Now, with the first phase of the deal over on Sunday and Israel introducing an entirely new proposal that Hamas has already rejected, concern is rising that the fighting that reduced the Gaza Strip to rubble, killed tens of thousands of Palestinians and threatened the lives of hostages could resume.

As the ceasefire teeters, both Hamas and Israel are pursuing two paths: one diplomatic and one military.

On the diplomatic front, Hamas is insisting on the implementation of the second phase of the original agreement, which calls for an end to the war, a full Israeli withdrawal from Gaza and the release of more hostages and prisoners.

Israel, though, has made a new proposal for a seven-week extension of the current ceasefire, during which Hamas would be required to release half the remaining living hostages as well as the remains of half the deceased ones. Israeli Prime Minister Benjamin Netanyahu on Sunday attributed the proposal to the work of President Donald Trump’s Middle East envoy, Steve Witkoff.

For weeks, Israel has been sending signals that it wasn’t interested in moving forward with the second phase of the agreement. Although the two sides agreed to the second phase in principle, they never worked out the details and have staked out irreconcilable visions.

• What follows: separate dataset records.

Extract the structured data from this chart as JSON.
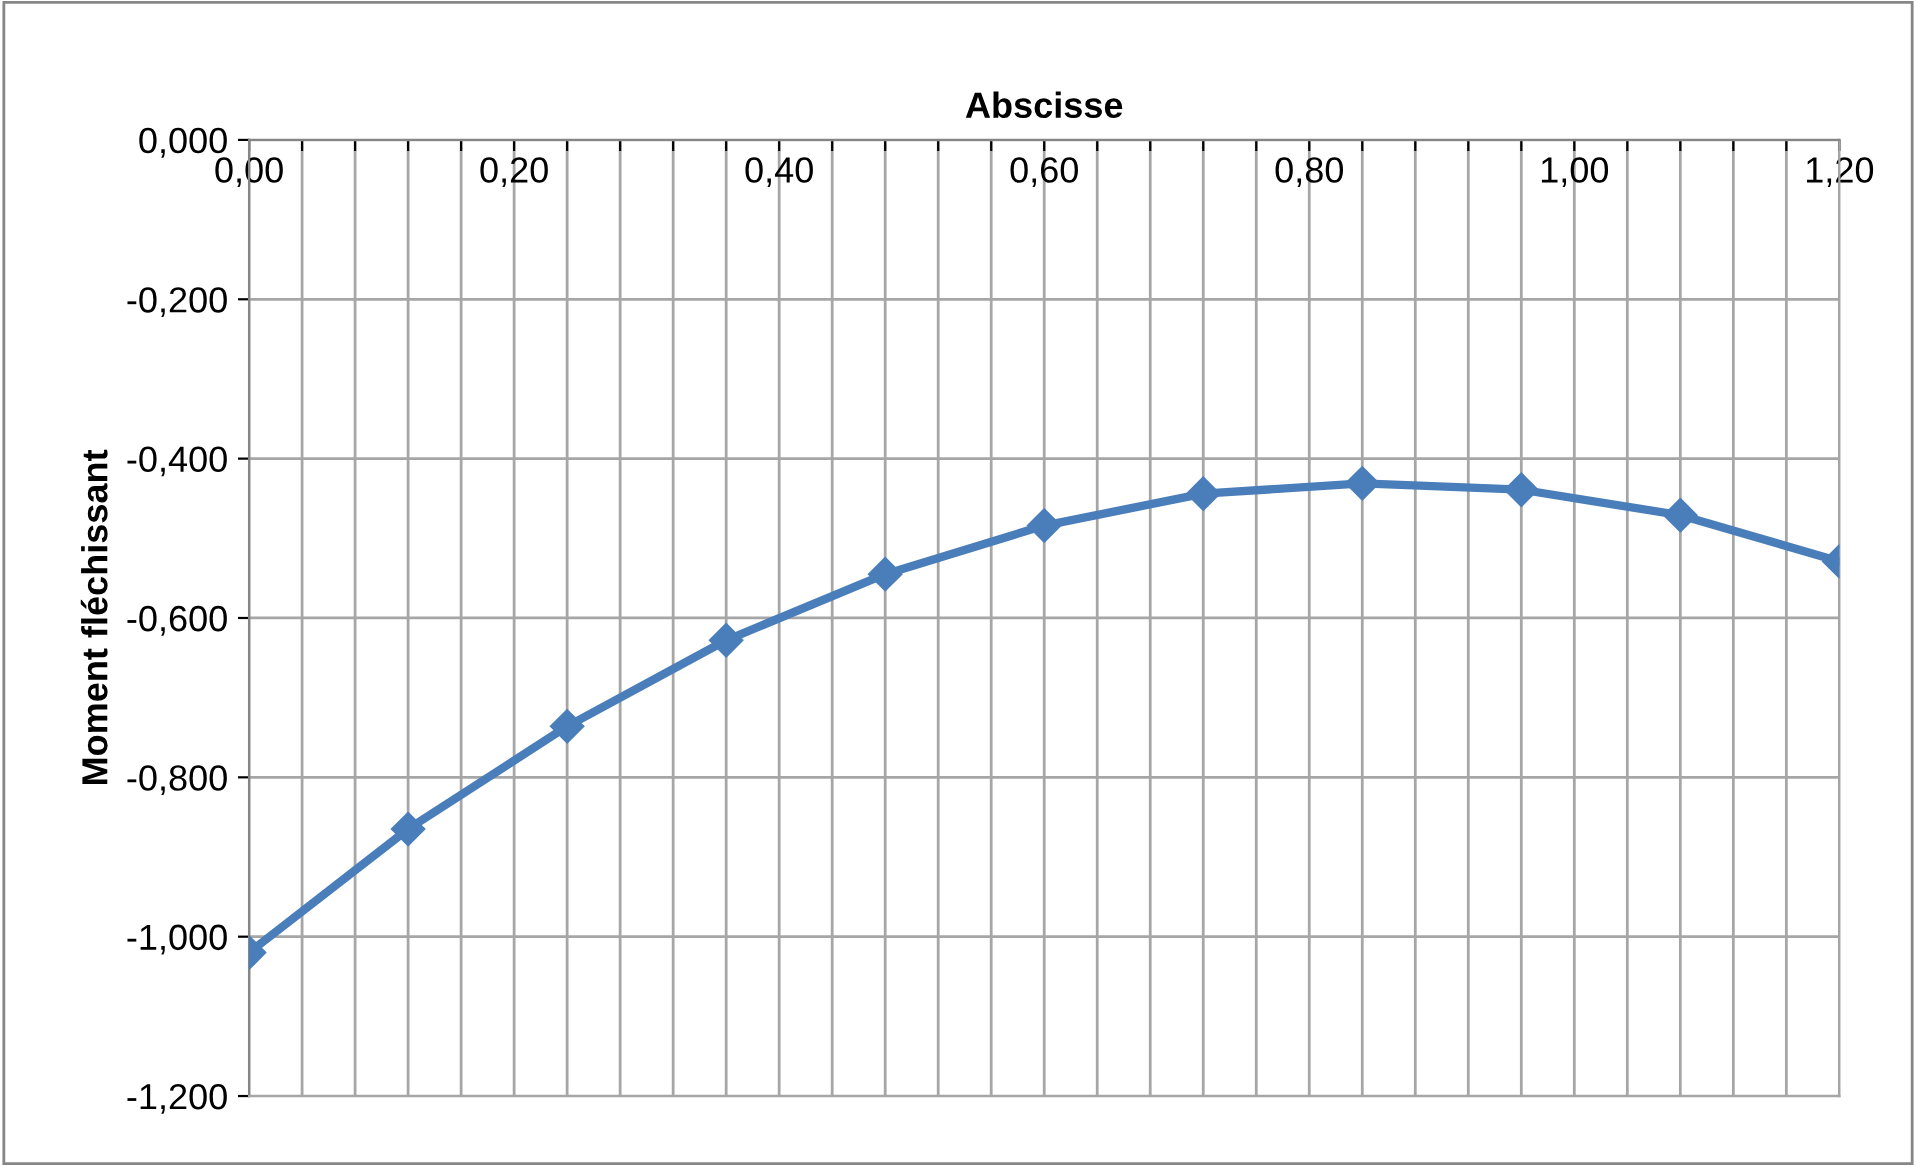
{
  "chart_data": {
    "type": "line",
    "xlabel": "Abscisse",
    "ylabel": "Moment fléchissant",
    "x": [
      0,
      0.12,
      0.24,
      0.36,
      0.48,
      0.6,
      0.72,
      0.84,
      0.96,
      1.08,
      1.2
    ],
    "series": [
      {
        "color": "#4a7ebb",
        "values": [
          -1.02,
          -0.865,
          -0.736,
          -0.628,
          -0.545,
          -0.484,
          -0.444,
          -0.431,
          -0.439,
          -0.471,
          -0.529
        ]
      }
    ],
    "xlim": [
      0,
      1.2
    ],
    "ylim": [
      -1.2,
      0
    ],
    "xticks": [
      {
        "value": 0,
        "label": "0,00"
      },
      {
        "value": 0.04,
        "label": null
      },
      {
        "value": 0.08,
        "label": null
      },
      {
        "value": 0.12,
        "label": null
      },
      {
        "value": 0.16,
        "label": null
      },
      {
        "value": 0.2,
        "label": "0,20"
      },
      {
        "value": 0.24,
        "label": null
      },
      {
        "value": 0.28,
        "label": null
      },
      {
        "value": 0.32,
        "label": null
      },
      {
        "value": 0.36,
        "label": null
      },
      {
        "value": 0.4,
        "label": "0,40"
      },
      {
        "value": 0.44,
        "label": null
      },
      {
        "value": 0.48,
        "label": null
      },
      {
        "value": 0.52,
        "label": null
      },
      {
        "value": 0.56,
        "label": null
      },
      {
        "value": 0.6,
        "label": "0,60"
      },
      {
        "value": 0.64,
        "label": null
      },
      {
        "value": 0.68,
        "label": null
      },
      {
        "value": 0.72,
        "label": null
      },
      {
        "value": 0.76,
        "label": null
      },
      {
        "value": 0.8,
        "label": "0,80"
      },
      {
        "value": 0.84,
        "label": null
      },
      {
        "value": 0.88,
        "label": null
      },
      {
        "value": 0.92,
        "label": null
      },
      {
        "value": 0.96,
        "label": null
      },
      {
        "value": 1.0,
        "label": "1,00"
      },
      {
        "value": 1.04,
        "label": null
      },
      {
        "value": 1.08,
        "label": null
      },
      {
        "value": 1.12,
        "label": null
      },
      {
        "value": 1.16,
        "label": null
      },
      {
        "value": 1.2,
        "label": "1,20"
      }
    ],
    "yticks": [
      {
        "value": 0,
        "label": "0,000"
      },
      {
        "value": -0.2,
        "label": "-0,200"
      },
      {
        "value": -0.4,
        "label": "-0,400"
      },
      {
        "value": -0.6,
        "label": "-0,600"
      },
      {
        "value": -0.8,
        "label": "-0,800"
      },
      {
        "value": -1.0,
        "label": "-1,000"
      },
      {
        "value": -1.2,
        "label": "-1,200"
      }
    ],
    "grid": true,
    "marker": "diamond",
    "line_style": "solid",
    "legend": false
  }
}
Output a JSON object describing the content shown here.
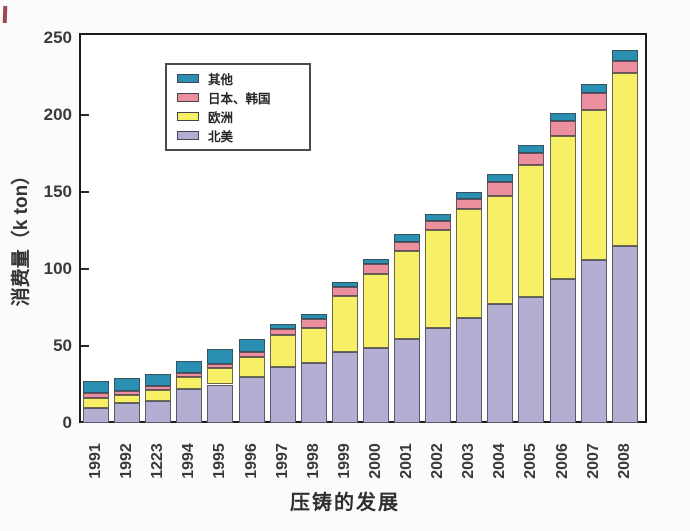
{
  "chart_data": {
    "type": "bar",
    "stacked": true,
    "title": "",
    "xlabel": "压铸的发展",
    "ylabel": "消费量（k ton）",
    "ylim": [
      0,
      250
    ],
    "yticks": [
      0,
      50,
      100,
      150,
      200,
      250
    ],
    "grid": false,
    "legend_position": "upper-left-inside",
    "categories": [
      "1991",
      "1992",
      "1223",
      "1994",
      "1995",
      "1996",
      "1997",
      "1998",
      "1999",
      "2000",
      "2001",
      "2002",
      "2003",
      "2004",
      "2005",
      "2006",
      "2007",
      "2008"
    ],
    "series": [
      {
        "name": "北美",
        "color": "#b3aed2",
        "values": [
          9.5,
          13,
          14,
          22,
          25,
          30,
          36.5,
          39,
          46,
          49,
          54.5,
          62,
          68,
          77.5,
          82,
          93.5,
          106,
          115
        ]
      },
      {
        "name": "欧洲",
        "color": "#f7f066",
        "values": [
          7,
          5,
          7.5,
          8,
          11,
          13,
          20.5,
          23,
          36.5,
          48,
          57,
          63.5,
          71,
          70,
          85.5,
          93,
          97,
          112
        ]
      },
      {
        "name": "日本、韩国",
        "color": "#ec8f9f",
        "values": [
          3,
          3,
          2.5,
          2.5,
          2.5,
          3,
          4,
          5.5,
          5.5,
          6,
          6,
          5.5,
          6.5,
          9,
          8,
          9.5,
          11.5,
          8
        ]
      },
      {
        "name": "其他",
        "color": "#2b8fb2",
        "values": [
          7.5,
          8,
          8,
          8,
          9.5,
          8.5,
          3.5,
          3.5,
          3.5,
          3.5,
          5,
          5,
          4.5,
          5.5,
          5,
          5.5,
          5.5,
          7
        ]
      }
    ],
    "legend_items": [
      "其他",
      "日本、韩国",
      "欧洲",
      "北美"
    ]
  },
  "style": {
    "axis_color": "#1c1c1c",
    "text_color": "#3a3a3a",
    "plot_bg": "#fffffe",
    "page_bg": "#fbfbfb",
    "bar_edge": "#4a4a55",
    "artifact_color": "#8c2730"
  }
}
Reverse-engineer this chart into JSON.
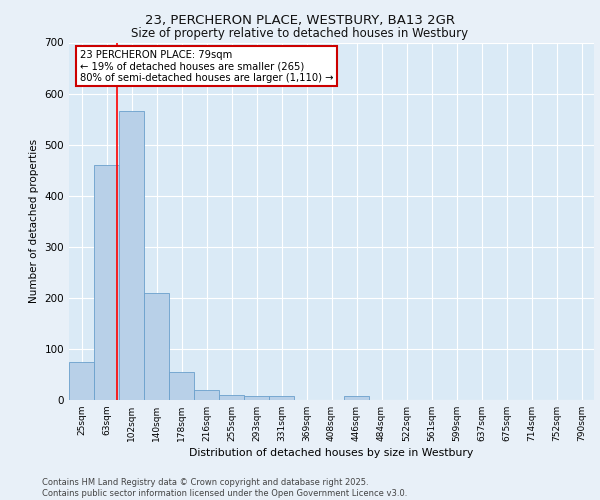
{
  "title_line1": "23, PERCHERON PLACE, WESTBURY, BA13 2GR",
  "title_line2": "Size of property relative to detached houses in Westbury",
  "xlabel": "Distribution of detached houses by size in Westbury",
  "ylabel": "Number of detached properties",
  "categories": [
    "25sqm",
    "63sqm",
    "102sqm",
    "140sqm",
    "178sqm",
    "216sqm",
    "255sqm",
    "293sqm",
    "331sqm",
    "369sqm",
    "408sqm",
    "446sqm",
    "484sqm",
    "522sqm",
    "561sqm",
    "599sqm",
    "637sqm",
    "675sqm",
    "714sqm",
    "752sqm",
    "790sqm"
  ],
  "values": [
    75,
    460,
    565,
    210,
    55,
    20,
    10,
    8,
    8,
    0,
    0,
    8,
    0,
    0,
    0,
    0,
    0,
    0,
    0,
    0,
    0
  ],
  "bar_color": "#b8d0e8",
  "bar_edge_color": "#6aa0cc",
  "annotation_text_line1": "23 PERCHERON PLACE: 79sqm",
  "annotation_text_line2": "← 19% of detached houses are smaller (265)",
  "annotation_text_line3": "80% of semi-detached houses are larger (1,110) →",
  "red_line_x": 79,
  "ylim": [
    0,
    700
  ],
  "yticks": [
    0,
    100,
    200,
    300,
    400,
    500,
    600,
    700
  ],
  "bg_color": "#daeaf6",
  "fig_bg_color": "#e8f0f8",
  "grid_color": "#ffffff",
  "footer_line1": "Contains HM Land Registry data © Crown copyright and database right 2025.",
  "footer_line2": "Contains public sector information licensed under the Open Government Licence v3.0.",
  "annotation_box_edge_color": "#cc0000",
  "bin_starts": [
    25,
    63,
    102,
    140,
    178,
    216,
    255,
    293,
    331,
    369,
    408,
    446,
    484,
    522,
    561,
    599,
    637,
    675,
    714,
    752,
    790
  ],
  "bin_width": 37
}
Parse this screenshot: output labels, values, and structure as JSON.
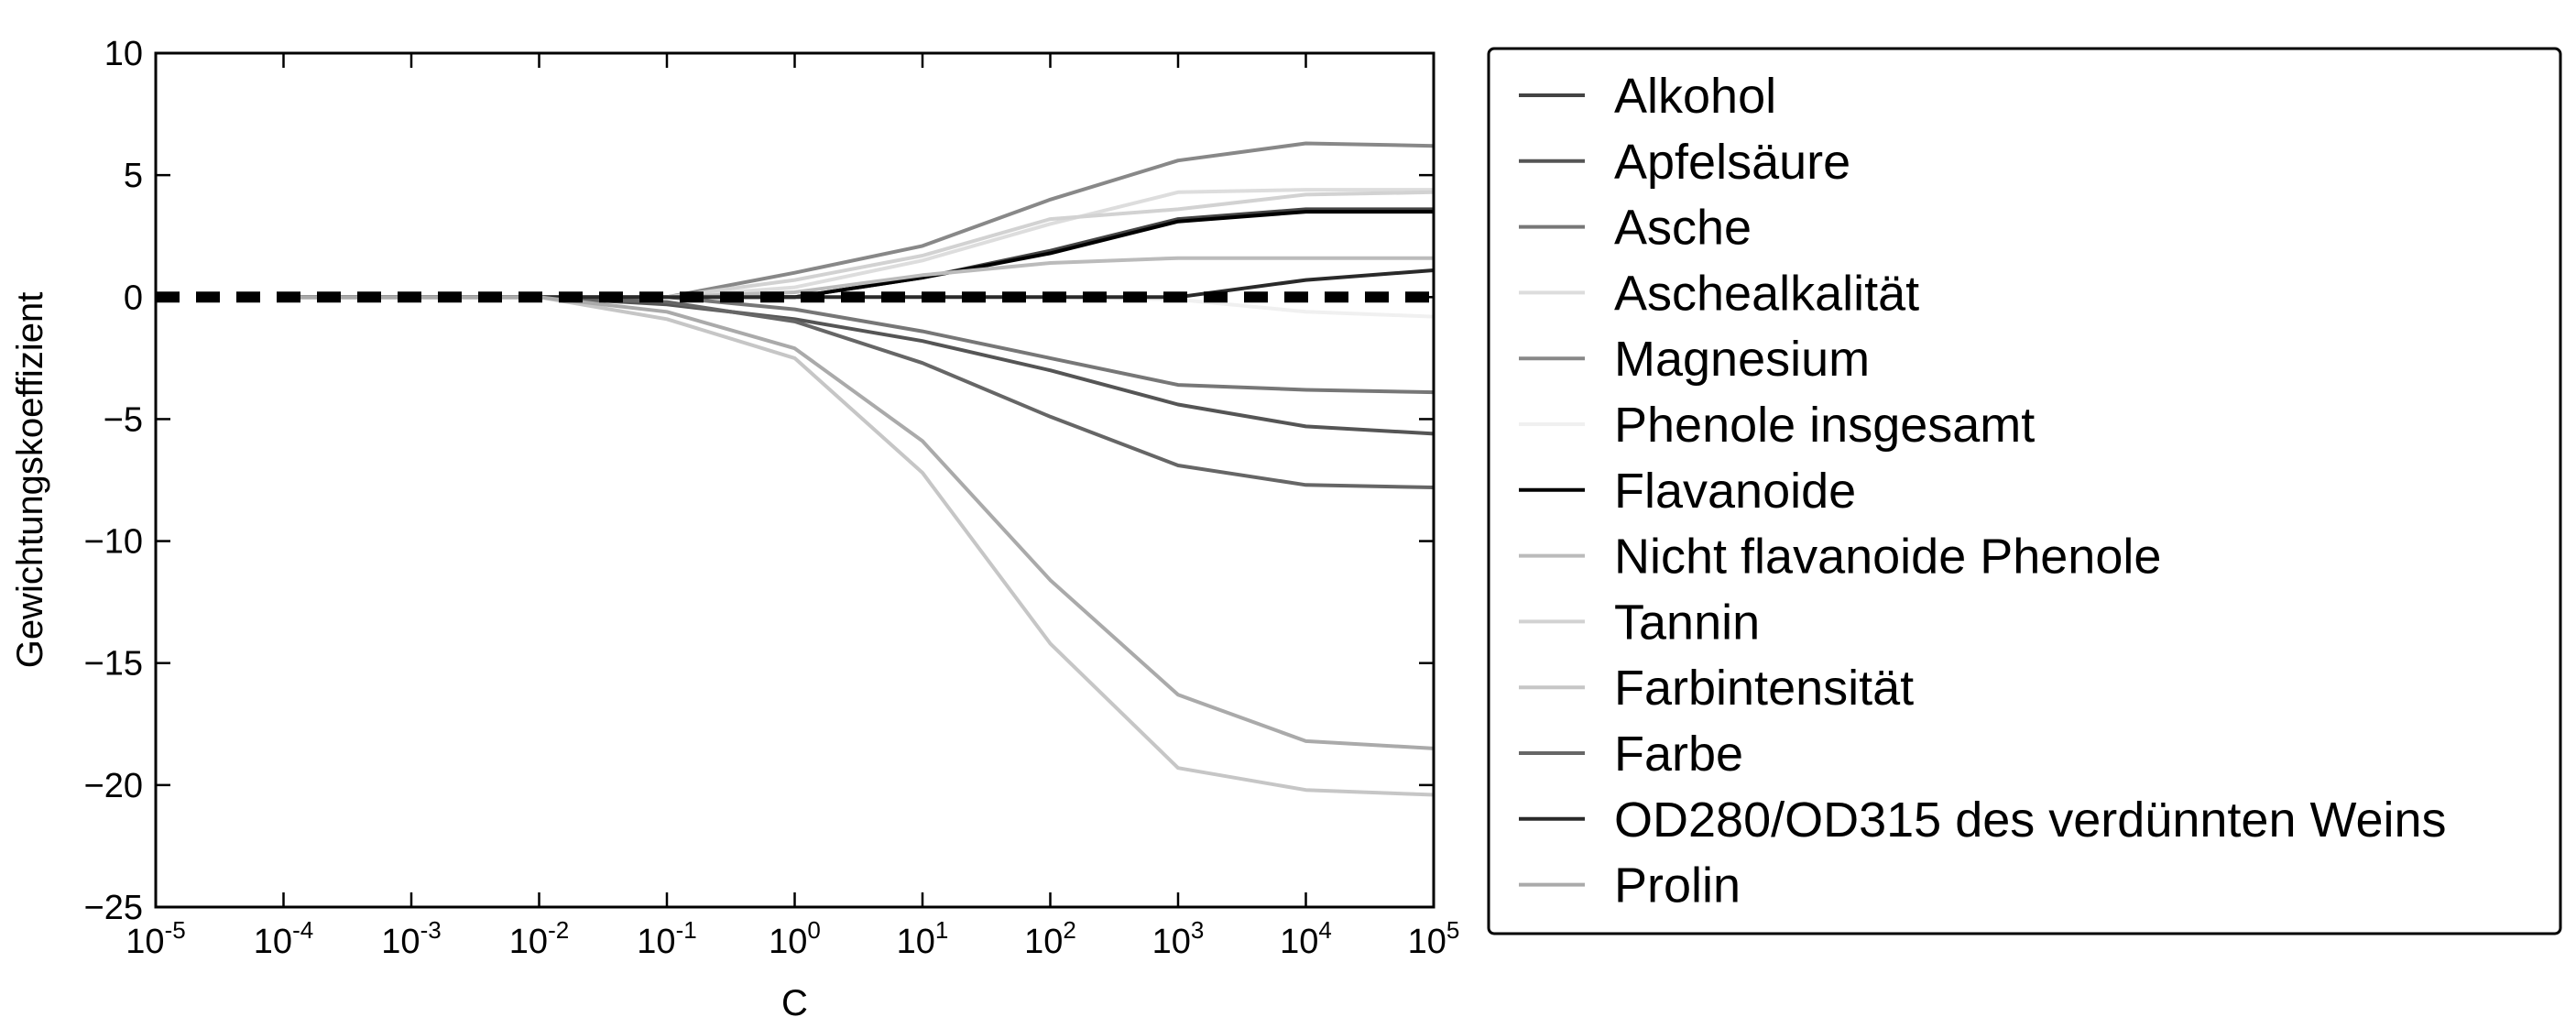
{
  "chart_data": {
    "type": "line",
    "title": "",
    "xlabel": "C",
    "ylabel": "Gewichtungskoeffizient",
    "x_scale": "log",
    "xlim": [
      1e-05,
      100000.0
    ],
    "ylim": [
      -25,
      10
    ],
    "x_ticks": [
      {
        "base": "10",
        "exp": "-5"
      },
      {
        "base": "10",
        "exp": "-4"
      },
      {
        "base": "10",
        "exp": "-3"
      },
      {
        "base": "10",
        "exp": "-2"
      },
      {
        "base": "10",
        "exp": "-1"
      },
      {
        "base": "10",
        "exp": "0"
      },
      {
        "base": "10",
        "exp": "1"
      },
      {
        "base": "10",
        "exp": "2"
      },
      {
        "base": "10",
        "exp": "3"
      },
      {
        "base": "10",
        "exp": "4"
      },
      {
        "base": "10",
        "exp": "5"
      }
    ],
    "y_ticks": [
      "10",
      "5",
      "0",
      "−5",
      "−10",
      "−15",
      "−20",
      "−25"
    ],
    "grid": false,
    "legend_position": "right, outside plot",
    "x": [
      0.0001,
      0.001,
      0.01,
      0.1,
      1,
      10,
      100,
      1000,
      10000,
      100000
    ],
    "reference_line": {
      "y": 0,
      "style": "dashed",
      "color": "#000000"
    },
    "series": [
      {
        "name": "Alkohol",
        "color": "#444444",
        "values": [
          0,
          0,
          0,
          0,
          0,
          0.8,
          1.9,
          3.2,
          3.6,
          3.6
        ]
      },
      {
        "name": "Apfelsäure",
        "color": "#555555",
        "values": [
          0,
          0,
          0,
          -0.3,
          -0.9,
          -1.8,
          -3.0,
          -4.4,
          -5.3,
          -5.6
        ]
      },
      {
        "name": "Asche",
        "color": "#777777",
        "values": [
          0,
          0,
          0,
          0,
          -0.5,
          -1.4,
          -2.5,
          -3.6,
          -3.8,
          -3.9
        ]
      },
      {
        "name": "Aschealkalität",
        "color": "#dddddd",
        "values": [
          0,
          0,
          0,
          0,
          0.4,
          1.5,
          3.0,
          4.3,
          4.4,
          4.4
        ]
      },
      {
        "name": "Magnesium",
        "color": "#888888",
        "values": [
          0,
          0,
          0,
          0,
          1.0,
          2.1,
          4.0,
          5.6,
          6.3,
          6.2
        ]
      },
      {
        "name": "Phenole insgesamt",
        "color": "#f0f0f0",
        "values": [
          0,
          0,
          0,
          0,
          0,
          0,
          0,
          -0.1,
          -0.6,
          -0.8
        ]
      },
      {
        "name": "Flavanoide",
        "color": "#000000",
        "values": [
          0,
          0,
          0,
          0,
          0,
          0.8,
          1.8,
          3.1,
          3.5,
          3.5
        ]
      },
      {
        "name": "Nicht flavanoide Phenole",
        "color": "#bbbbbb",
        "values": [
          0,
          0,
          0,
          0,
          0.2,
          0.9,
          1.4,
          1.6,
          1.6,
          1.6
        ]
      },
      {
        "name": "Tannin",
        "color": "#d2d2d2",
        "values": [
          0,
          0,
          0,
          0,
          0.7,
          1.7,
          3.2,
          3.6,
          4.2,
          4.3
        ]
      },
      {
        "name": "Farbintensität",
        "color": "#c6c6c6",
        "values": [
          0,
          0,
          0,
          -0.9,
          -2.5,
          -7.2,
          -14.2,
          -19.3,
          -20.2,
          -20.4
        ]
      },
      {
        "name": "Farbe",
        "color": "#666666",
        "values": [
          0,
          0,
          0,
          -0.2,
          -1.0,
          -2.7,
          -4.9,
          -6.9,
          -7.7,
          -7.8
        ]
      },
      {
        "name": "OD280/OD315 des verdünnten Weins",
        "color": "#2a2a2a",
        "values": [
          0,
          0,
          0,
          0,
          0,
          0,
          0,
          0,
          0.7,
          1.1
        ]
      },
      {
        "name": "Prolin",
        "color": "#aaaaaa",
        "values": [
          0,
          0,
          0,
          -0.6,
          -2.1,
          -5.9,
          -11.6,
          -16.3,
          -18.2,
          -18.5
        ]
      }
    ]
  }
}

Netanyahu has said repeatedly that Hamas’ government and military wing must be dismantled, a position shared by his right-wing coalition partners in the government. Hamas has suggested it was willing to give up civilian governance of Gaza but has firmly rejected dissolving its military wing, a critical source of its power in the enclave.

The new proposal, as described Sunday by Netanyahu, appears to be an attempt to replace the ceasefire deal with terms that would enable Israel to bring home dozens of hostages and remains of hostages without committing to the end of the war.

But the suggestion, analysts said, may be an effort to shake up the ceasefire talks in a way that breaks the deadlock between Israel and Hamas, at least temporarily.

In the first phase of the three-stage deal agreed to in January, Hamas released 25 Israeli hostages and handed over the bodies of eight others in exchange for more than 1,500 Palestinians jailed by Israel. But without further planned exchanges of hostages and prisoners, Israel will have fewer incentives to keep the truce going.

On Sunday, Hamas dismissed the new proposal as “a blatant attempt to renege on the agreement and evade negotiations for its second phase.”

Hamas considers the idea of immediately giving up half of the hostages a nonstarter, but it could consider exchanging a small number of hostages or bodies for Palestinian prisoners, even without a commitment to the end of the war, analysts said. The hostages represent Hamas’ most powerful leverage, and every time it trades an Israeli captive for Palestinian prisoners, its negotiating hand is weakened.